Enrico Camerinelli, senior analyst at Aite Group, points out that another area where non-banks are successfully helping corporations is in the attainment and improvement of liquidity. Initiatives such as The Receivables Exchange, an eBay-style auction marketplace for receivables where buyers and sellers rate each other, is one such example where banks are potentially being disintermediated. 

Another example of a non-bank provider in the GTS space is Bolero, which provides an internet technology platform for banks and corporations to arrange trade finance in an automated way. Arthur Vonchek, the company’s CEO, explains that five or six years ago corporates had to deal with each of the banks separately, all of which had their own systems in place. Now Bolero provides a multi-bank platform whereby a corporate is no longer forced to deal only with one bank for its trade finance. 

Picking up the pace 

The pace at which decisions are made is being sped up by such innovation by non-bank specialists. With Taulia, which offers dynamic discounting, the circulation of money is being pushed through the system quicker. “It does not make sense that payments are the same as they were 30 years ago,” says Bertram Meyer, CEO of Taulia.

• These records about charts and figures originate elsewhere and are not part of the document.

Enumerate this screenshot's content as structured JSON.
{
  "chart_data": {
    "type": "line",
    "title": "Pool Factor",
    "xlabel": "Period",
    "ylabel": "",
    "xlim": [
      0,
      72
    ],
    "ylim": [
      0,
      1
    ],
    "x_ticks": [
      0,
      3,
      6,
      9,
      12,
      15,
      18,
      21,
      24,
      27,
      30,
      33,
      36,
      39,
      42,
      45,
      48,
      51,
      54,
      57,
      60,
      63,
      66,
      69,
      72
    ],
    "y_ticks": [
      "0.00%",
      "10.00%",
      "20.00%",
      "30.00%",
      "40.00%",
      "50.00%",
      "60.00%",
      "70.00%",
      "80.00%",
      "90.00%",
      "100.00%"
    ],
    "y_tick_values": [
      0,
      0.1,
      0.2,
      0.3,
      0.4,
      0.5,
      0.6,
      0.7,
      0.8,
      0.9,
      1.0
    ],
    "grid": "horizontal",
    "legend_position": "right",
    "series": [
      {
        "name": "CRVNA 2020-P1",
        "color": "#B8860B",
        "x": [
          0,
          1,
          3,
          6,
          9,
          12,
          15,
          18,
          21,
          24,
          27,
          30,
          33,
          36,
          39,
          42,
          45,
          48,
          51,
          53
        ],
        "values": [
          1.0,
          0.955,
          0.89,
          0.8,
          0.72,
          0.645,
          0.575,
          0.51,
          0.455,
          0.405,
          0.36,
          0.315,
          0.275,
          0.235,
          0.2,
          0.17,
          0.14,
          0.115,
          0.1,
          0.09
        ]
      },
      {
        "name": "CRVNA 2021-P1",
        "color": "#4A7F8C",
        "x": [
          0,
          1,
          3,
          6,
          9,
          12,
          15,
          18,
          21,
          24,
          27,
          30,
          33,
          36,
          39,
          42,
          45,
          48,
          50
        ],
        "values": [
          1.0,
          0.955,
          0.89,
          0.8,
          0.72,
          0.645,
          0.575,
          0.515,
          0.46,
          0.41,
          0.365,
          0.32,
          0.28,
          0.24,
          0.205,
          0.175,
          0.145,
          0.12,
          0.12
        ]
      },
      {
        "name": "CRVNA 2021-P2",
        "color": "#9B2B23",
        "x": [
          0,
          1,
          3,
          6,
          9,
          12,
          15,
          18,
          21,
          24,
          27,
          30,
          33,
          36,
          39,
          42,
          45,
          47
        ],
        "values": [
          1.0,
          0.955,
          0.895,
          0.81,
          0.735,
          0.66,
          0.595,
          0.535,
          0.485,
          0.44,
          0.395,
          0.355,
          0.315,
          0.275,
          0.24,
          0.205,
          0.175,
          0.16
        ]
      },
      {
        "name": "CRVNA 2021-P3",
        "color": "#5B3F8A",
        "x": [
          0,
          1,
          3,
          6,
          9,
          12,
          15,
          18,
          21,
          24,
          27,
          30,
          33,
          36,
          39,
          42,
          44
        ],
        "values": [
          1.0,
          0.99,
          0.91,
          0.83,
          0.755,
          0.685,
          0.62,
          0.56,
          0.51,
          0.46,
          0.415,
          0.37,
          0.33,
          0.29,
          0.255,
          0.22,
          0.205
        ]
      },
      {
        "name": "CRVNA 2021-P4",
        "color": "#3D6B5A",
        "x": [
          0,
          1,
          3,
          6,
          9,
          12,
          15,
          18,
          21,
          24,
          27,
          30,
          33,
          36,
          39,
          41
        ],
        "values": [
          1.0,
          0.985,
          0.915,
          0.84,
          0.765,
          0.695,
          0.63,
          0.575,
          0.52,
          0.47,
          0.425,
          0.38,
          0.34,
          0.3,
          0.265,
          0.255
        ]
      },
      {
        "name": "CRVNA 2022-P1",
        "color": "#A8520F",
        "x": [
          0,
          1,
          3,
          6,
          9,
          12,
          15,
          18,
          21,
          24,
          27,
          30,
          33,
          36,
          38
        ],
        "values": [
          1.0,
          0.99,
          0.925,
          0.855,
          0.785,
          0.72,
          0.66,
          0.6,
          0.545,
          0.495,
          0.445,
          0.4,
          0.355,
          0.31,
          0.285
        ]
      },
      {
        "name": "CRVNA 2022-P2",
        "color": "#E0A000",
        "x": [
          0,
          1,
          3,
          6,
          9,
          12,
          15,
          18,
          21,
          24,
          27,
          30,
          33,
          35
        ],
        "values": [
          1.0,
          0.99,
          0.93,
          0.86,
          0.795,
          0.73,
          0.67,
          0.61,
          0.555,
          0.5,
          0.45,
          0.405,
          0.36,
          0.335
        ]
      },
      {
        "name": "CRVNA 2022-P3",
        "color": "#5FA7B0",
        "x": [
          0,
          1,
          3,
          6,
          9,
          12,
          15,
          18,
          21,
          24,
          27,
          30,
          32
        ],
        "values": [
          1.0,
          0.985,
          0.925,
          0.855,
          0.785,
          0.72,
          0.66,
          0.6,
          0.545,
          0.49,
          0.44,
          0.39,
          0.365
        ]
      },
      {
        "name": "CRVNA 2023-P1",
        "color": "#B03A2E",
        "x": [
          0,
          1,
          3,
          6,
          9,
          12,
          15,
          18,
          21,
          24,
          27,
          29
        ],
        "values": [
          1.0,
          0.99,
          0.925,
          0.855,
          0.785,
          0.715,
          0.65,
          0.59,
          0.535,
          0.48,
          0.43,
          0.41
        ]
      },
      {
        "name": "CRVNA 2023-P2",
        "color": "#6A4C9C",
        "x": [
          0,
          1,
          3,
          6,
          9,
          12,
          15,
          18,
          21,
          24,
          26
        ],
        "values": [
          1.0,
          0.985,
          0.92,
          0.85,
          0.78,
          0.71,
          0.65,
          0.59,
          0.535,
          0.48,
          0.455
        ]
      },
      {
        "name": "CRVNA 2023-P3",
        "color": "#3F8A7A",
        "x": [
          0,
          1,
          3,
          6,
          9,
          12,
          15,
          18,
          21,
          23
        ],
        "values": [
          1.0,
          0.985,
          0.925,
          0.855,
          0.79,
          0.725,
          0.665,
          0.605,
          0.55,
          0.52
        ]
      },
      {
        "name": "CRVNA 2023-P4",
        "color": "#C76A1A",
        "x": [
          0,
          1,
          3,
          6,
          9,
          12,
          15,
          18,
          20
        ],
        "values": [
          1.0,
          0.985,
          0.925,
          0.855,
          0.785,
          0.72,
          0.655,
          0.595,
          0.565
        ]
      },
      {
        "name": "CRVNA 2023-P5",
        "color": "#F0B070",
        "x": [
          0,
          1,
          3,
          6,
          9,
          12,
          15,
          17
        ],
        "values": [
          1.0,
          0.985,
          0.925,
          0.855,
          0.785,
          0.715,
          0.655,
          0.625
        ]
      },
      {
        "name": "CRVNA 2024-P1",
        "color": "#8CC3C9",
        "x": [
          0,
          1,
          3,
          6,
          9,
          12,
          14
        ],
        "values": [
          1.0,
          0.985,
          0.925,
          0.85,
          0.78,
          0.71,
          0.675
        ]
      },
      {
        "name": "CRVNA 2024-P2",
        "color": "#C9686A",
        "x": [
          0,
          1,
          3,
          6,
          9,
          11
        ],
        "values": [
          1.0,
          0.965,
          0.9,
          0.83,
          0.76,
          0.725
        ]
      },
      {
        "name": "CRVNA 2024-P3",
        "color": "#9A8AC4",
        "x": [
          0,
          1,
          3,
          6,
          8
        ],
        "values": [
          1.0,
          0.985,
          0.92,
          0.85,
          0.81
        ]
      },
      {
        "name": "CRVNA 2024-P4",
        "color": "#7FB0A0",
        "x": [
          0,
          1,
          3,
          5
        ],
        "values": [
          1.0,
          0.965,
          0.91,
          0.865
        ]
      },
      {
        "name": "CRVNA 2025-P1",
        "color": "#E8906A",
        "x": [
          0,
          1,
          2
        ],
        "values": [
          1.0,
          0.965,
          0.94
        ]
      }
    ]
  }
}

Large corporations typically do not have to pay the invoices of their suppliers for 30, 60 or even 90 days. And small businesses, whose access to credit is more expensive than corporations, are being forced to shoulder the burden of the delay in the payment cycle, says Mr Meyer. Through dynamic discounting, the suppliers give a discount on the invoice if the large company pays early. The solution saves money for the corporate, and enables the funds to reach the small business quicker, making them less reliant on more expensive forms of credit. This kind of solution has exploited an inefficiency in the GTS market and has allowed a non-bank provider to focus on a niche.

The partnership model is a common theme, with the emphasis on working with the banks rather than competing with them. Mr Meyer says: “For us, banks are a partner." 

Many GTS executives take a similar view, arguing that they embrace these non-bank players rather than competing with them. They do not necessarily take a defensive line when it comes to the possibility of whether these specialists could go it alone and compete independently from banks, and are open-minded about the form that future innovation will take.

Challenges remain

Mr Walters at Barclays says “never say never” when talking about the challengers in the GTS space. He points to the examples of PayPal and M-Pesa, whose growth in recent years has been greater than many could have anticipated. But he does add that even though there is innovation out there, it does not necessarily mean that corporate clients want to be a part of it. They expect their bank to observe the trends and innovations and carefully select which ones are worth using, rather than jumping on the bandwagon of every new idea that comes along.

Mr Walters says: “Does a corporate want to manage large numbers of settlement partners? They are more interested in a bank that identifies how to work with those parties." With a brand that is often hundreds of years old, a bank has to be careful about tying up with a company that has only been in the business for a couple of years. It is unlikely that corporates are going to start selecting all these new non-bank partners themselves.

This echoes the view of Karen Fawcett, group head of transaction banking at Standard Chartered, who points out that, unlike retail banking, clients are much less likely to disaggregate with GTS. At the consumer level, for example, an individual can go to one provider for a mortgage, and another for a credit card. With GTS, however, the need is for the clients to have a whole package of solutions.

“Corporates want a bundle and a linked-in proposition,” says Ms Fawcett, and that is where the strengths of a bank in the GTS space lie. This, of course, does not mean that banks offering the full-service offering can rest on their laurels, and Ms Fawcett argues that the non-bank challengers will keep banks on their toes and keep the market competitive.